In the months that have passed I have been forced to reconsider my stance as having a presence on social media sites such as twitter and facebook is, I am assured by people who are paid to know these things, essential to the growth of my business.
So I now have a twitter acoount, which I am probably contractually obliged to ask you to follow at http://www.twitter.com/kebirch, and have been shocked/amazed/horrified to discover how enslaving it is. There is a constant, nagging need to check for tweets. It is becoming increasingly difficult to control the urge to check to see if anything has changed since I last looked. And it is not just me. My bedroom is below that of my son and most nights I drift off to sleep to the electronic bleep of new messages arriving into his laptop from MSN.

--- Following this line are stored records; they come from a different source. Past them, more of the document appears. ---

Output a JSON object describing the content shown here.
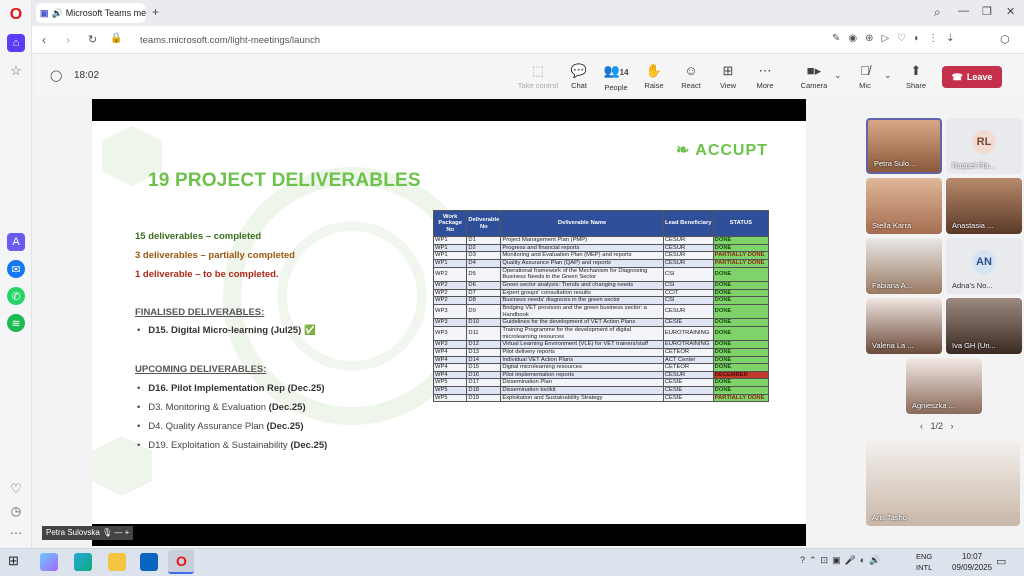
{
  "browser": {
    "tab_title": "Microsoft Teams meet",
    "url": "teams.microsoft.com/light-meetings/launch"
  },
  "meeting": {
    "timer": "18:02",
    "toolbar": {
      "take_control": "Take control",
      "chat": "Chat",
      "people": "People",
      "people_count": "14",
      "raise": "Raise",
      "react": "React",
      "view": "View",
      "more": "More",
      "camera": "Camera",
      "mic": "Mic",
      "share": "Share",
      "leave": "Leave"
    },
    "presenter_label": "Petra Sulovska"
  },
  "slide": {
    "title": "19 PROJECT DELIVERABLES",
    "logo": "ACCUPT",
    "summary": {
      "completed": "15 deliverables – completed",
      "partial": "3 deliverables – partially completed",
      "todo": "1 deliverable – to be completed."
    },
    "finalised_heading": "FINALISED DELIVERABLES:",
    "finalised": [
      {
        "text": "D15. Digital Micro-learning (Jul25) ✅"
      }
    ],
    "upcoming_heading": "UPCOMING DELIVERABLES:",
    "upcoming": [
      {
        "name": "D16. Pilot Implementation Rep",
        "date": "(Dec.25)"
      },
      {
        "name": "D3. Monitoring & Evaluation",
        "date": "(Dec.25)"
      },
      {
        "name": "D4. Quality Assurance Plan",
        "date": "(Dec.25)"
      },
      {
        "name": "D19. Exploitation & Sustainability",
        "date": "(Dec.25)"
      }
    ],
    "table": {
      "headers": [
        "Work Package No",
        "Deliverable No",
        "Deliverable Name",
        "Lead Beneficiary",
        "STATUS"
      ],
      "rows": [
        [
          "WP1",
          "D1",
          "Project Management Plan (PMP)",
          "CESUR",
          "DONE"
        ],
        [
          "WP1",
          "D2",
          "Progress and financial reports",
          "CESUR",
          "DONE"
        ],
        [
          "WP1",
          "D3",
          "Monitoring and Evaluation Plan (MEP) and reports",
          "CESUR",
          "PARTIALLY DONE"
        ],
        [
          "WP1",
          "D4",
          "Quality Assurance Plan (QAP) and reports",
          "CESUR",
          "PARTIALLY DONE"
        ],
        [
          "WP2",
          "D5",
          "Operational framework of the Mechanism for Diagnosing Business Needs in the Green Sector",
          "CSI",
          "DONE"
        ],
        [
          "WP2",
          "D6",
          "Green sector analysis: Trends and changing needs",
          "CSI",
          "DONE"
        ],
        [
          "WP2",
          "D7",
          "Expert groups' consultation results",
          "CCIT",
          "DONE"
        ],
        [
          "WP2",
          "D8",
          "Business needs' diagnosis in the green sector",
          "CSI",
          "DONE"
        ],
        [
          "WP3",
          "D9",
          "Bridging VET provision and the green business sector: a Handbook",
          "CESUR",
          "DONE"
        ],
        [
          "WP3",
          "D10",
          "Guidelines for the development of VET Action Plans",
          "CESIE",
          "DONE"
        ],
        [
          "WP3",
          "D11",
          "Training Programme for the development of digital microlearning resources",
          "EUROTRAINING",
          "DONE"
        ],
        [
          "WP3",
          "D12",
          "Virtual Learning Environment (VLE) for VET trainers/staff",
          "EUROTRAINING",
          "DONE"
        ],
        [
          "WP4",
          "D13",
          "Pilot delivery reports",
          "CETEOR",
          "DONE"
        ],
        [
          "WP4",
          "D14",
          "Individual VET Action Plans",
          "ACT Center",
          "DONE"
        ],
        [
          "WP4",
          "D15",
          "Digital microlearning resources",
          "CETEOR",
          "DONE"
        ],
        [
          "WP4",
          "D16",
          "Pilot implementation reports",
          "CESUR",
          "DECEMBER"
        ],
        [
          "WP5",
          "D17",
          "Dissemination Plan",
          "CESIE",
          "DONE"
        ],
        [
          "WP5",
          "D18",
          "Dissemination toolkit",
          "CESIE",
          "DONE"
        ],
        [
          "WP5",
          "D19",
          "Exploitation and Sustainability Strategy",
          "CESIE",
          "PARTIALLY DONE"
        ]
      ]
    }
  },
  "participants": [
    {
      "name": "Petra Sulo...",
      "initials": ""
    },
    {
      "name": "Raquel Pla...",
      "initials": "RL"
    },
    {
      "name": "Stella Karra",
      "initials": ""
    },
    {
      "name": "Anastasia ...",
      "initials": ""
    },
    {
      "name": "Fabiana A...",
      "initials": ""
    },
    {
      "name": "Adna's No...",
      "initials": "AN"
    },
    {
      "name": "Valeria La ...",
      "initials": ""
    },
    {
      "name": "Iva GH (Un...",
      "initials": ""
    },
    {
      "name": "Agnieszka ...",
      "initials": ""
    }
  ],
  "pager": "1/2",
  "self_view": "Aris Tasho",
  "taskbar": {
    "lang1": "ENG",
    "lang2": "INTL",
    "time": "10:07",
    "date": "09/09/2025"
  }
}
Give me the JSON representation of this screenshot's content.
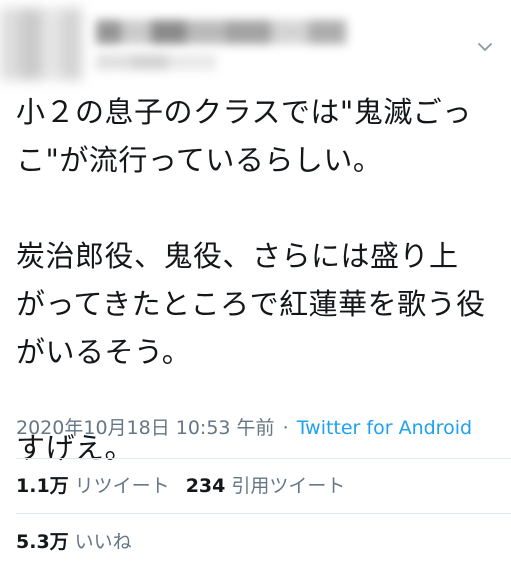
{
  "tweet": {
    "lines": [
      "小２の息子のクラスでは\"鬼滅ごっ",
      "こ\"が流行っているらしい。",
      "",
      "炭治郎役、鬼役、さらには盛り上",
      "がってきたところで紅蓮華を歌う役",
      "がいるそう。",
      "",
      "すげえ。"
    ],
    "timestamp": "2020年10月18日 10:53 午前",
    "separator": "·",
    "source": "Twitter for Android",
    "retweets_count": "1.1万",
    "retweets_label": "リツイート",
    "quotes_count": "234",
    "quotes_label": "引用ツイート",
    "likes_count": "5.3万",
    "likes_label": "いいね"
  },
  "icons": {
    "menu": "chevron-down-icon"
  },
  "colors": {
    "text": "#14171a",
    "secondary": "#657786",
    "link": "#1da1f2",
    "divider": "#e1e8ed"
  }
}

And with social media being used more and more as a tool to promote businesses, the boundaries between work and home are becoming increasingly blurred. It was bad enough in the days when the pager made it possible to be called into work at the weekend but now the mobile phone means many of us are on call 24/7 and the laptop means that our work is always with us.
Technology, as presented in the old BBC programme Tomorrow’s World, was going to make our lives better. But has it?
Certainly it is hard to argue against labour saving devices such as the automatic washing machine over the washtub and mangle but are we endangering the quality of life by ceding so much control of our lives to technology. Well, people today experience more depression than previous generations and there is a wealth of papers to suggest that people who place value on material goals are unhappier than those that don’t and that lack of a clear division between our home and work environments damage our personal relationships.
Here’s a personal observation. When I was a youngster I would head off in the morning and play out all day, just round and about with friends, maybe coming home for lunch, maybe not. As long as we were home before it got dark my mum didn’t worry. It’s not that she didn’t care but knowing that we were out playing, that we would stay close-ish to home, were pretty sensible and that we’d come home when we were hungry, was enough information. My son, in common with the vast majority of teenagers, has a mobile phone and we can keep in touch whenever he is away from the house. This should make us modern mums feel more secure about the safety of our children, knowing that they can get in touch if there is a problem. In fact it has made most of us feel less secure as because they can keep in touch we think that they should and we feel compelled to check for messages all of the time. We feel less secure as we have less control.
It is my belief that, if we are going to take control of our lives we need to take control of the technology we need to think more clinically about what we need to know.
We are available via laptop, phone and via TV 24/7. Most of us will not be able to change that basic situation but it is essential for our mental health that we become better at responding to the valuable and dismissing the useless rather than reacting to each stimulus that the technology sends us as if everything had equal merit.
While I have been writing this I have received 5 new e-mails and 2 linkedin messages. There were 54 additions to my facebook live feed and 78 tweets.
It is up to me what I do with all that information.